Suggestion: Increase sample density per epoch to lower validation loss variance
Opened this issue · 0 comments
After evaluating a few different checkpoints during training, I found that the checkpoint with the best validation loss, didn't necessarily produce the best result when rolled out on the robot. Sometimes the last_checkpoint is better, and sometimes a previously checkpoint with a higher validation loss is better.
I highly suspect this is due to the sampling strategy used.
https://github.com/tonyzhaozh/act/blob/dfe6c7f5ff13ecb4a9dec887f000c0e5d8afba72/utils.py#L35C4-L35C4
From these two lines.. it looks like an "item" in the dataset is a single random uniform sample from a trajectory.
I think this means that the validation set on each epoch, consists of say.. 10 randomly sampled timesteps, 1 from each episode in the validation set.
This I think is why the validation loss variance is kinda big during training.

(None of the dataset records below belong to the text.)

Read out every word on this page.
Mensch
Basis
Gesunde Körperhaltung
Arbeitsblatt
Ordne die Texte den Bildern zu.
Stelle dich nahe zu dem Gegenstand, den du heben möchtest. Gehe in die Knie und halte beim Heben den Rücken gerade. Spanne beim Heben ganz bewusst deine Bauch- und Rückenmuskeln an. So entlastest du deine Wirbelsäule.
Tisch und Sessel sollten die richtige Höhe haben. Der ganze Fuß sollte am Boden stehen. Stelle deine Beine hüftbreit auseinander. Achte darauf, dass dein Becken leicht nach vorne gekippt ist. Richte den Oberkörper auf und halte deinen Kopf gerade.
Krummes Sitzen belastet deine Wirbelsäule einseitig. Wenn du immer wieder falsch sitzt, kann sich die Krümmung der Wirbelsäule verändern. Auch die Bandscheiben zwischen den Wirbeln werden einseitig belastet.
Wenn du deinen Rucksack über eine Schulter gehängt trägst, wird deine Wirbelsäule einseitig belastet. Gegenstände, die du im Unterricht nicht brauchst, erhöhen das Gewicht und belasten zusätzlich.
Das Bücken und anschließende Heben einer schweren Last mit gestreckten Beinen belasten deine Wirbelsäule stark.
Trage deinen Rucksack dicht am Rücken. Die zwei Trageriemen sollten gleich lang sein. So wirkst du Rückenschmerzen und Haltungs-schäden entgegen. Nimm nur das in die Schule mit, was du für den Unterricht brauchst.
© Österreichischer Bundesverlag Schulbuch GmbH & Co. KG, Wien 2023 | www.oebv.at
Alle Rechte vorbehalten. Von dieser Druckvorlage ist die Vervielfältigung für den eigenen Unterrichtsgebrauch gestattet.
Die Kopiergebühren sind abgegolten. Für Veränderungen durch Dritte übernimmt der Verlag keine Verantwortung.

When running 5000 epochs, I think it's quite possible to draw a "validation set" that achieves a low loss by "luck of the draw" (literally).
To deal with this, in my clone I made a simple change... adding a samples_per_epoch parameter... that draws n samples per epoch (with replacement).
class EpisodicDataset(torch.utils.data.Dataset):
def __init__(self, episode_ids, dataset_dir, camera_names, norm_stats, samples_per_epoch=1):
super(EpisodicDataset).__init__()
self.episode_ids = episode_ids
self.dataset_dir = dataset_dir
self.camera_names = camera_names
self.norm_stats = norm_stats
self.is_sim = None
self.samples_per_epoch = samples_per_epoch
self.__getitem__(0) # initialize self.is_sim
def __len__(self):
return len(self.episode_ids) * self.samples_per_epoch
def __getitem__(self, index):
index = index % len(self.episode_ids)
Then divide the number of epochs to train by the samples_per_epoch.
in my most recent run I used 8 samples per epoch for 625 epochs of training (100 episodes in that dataset).
I saw a big drop in the validation variance.. also, if I train longer, I do appear to get better quality rollouts for lower validation losses.
If training on 50 episodes, I might try 10/500 or 16/300
The best part, is you can restore the original behavior, just by setting samples_per_epoch = 1.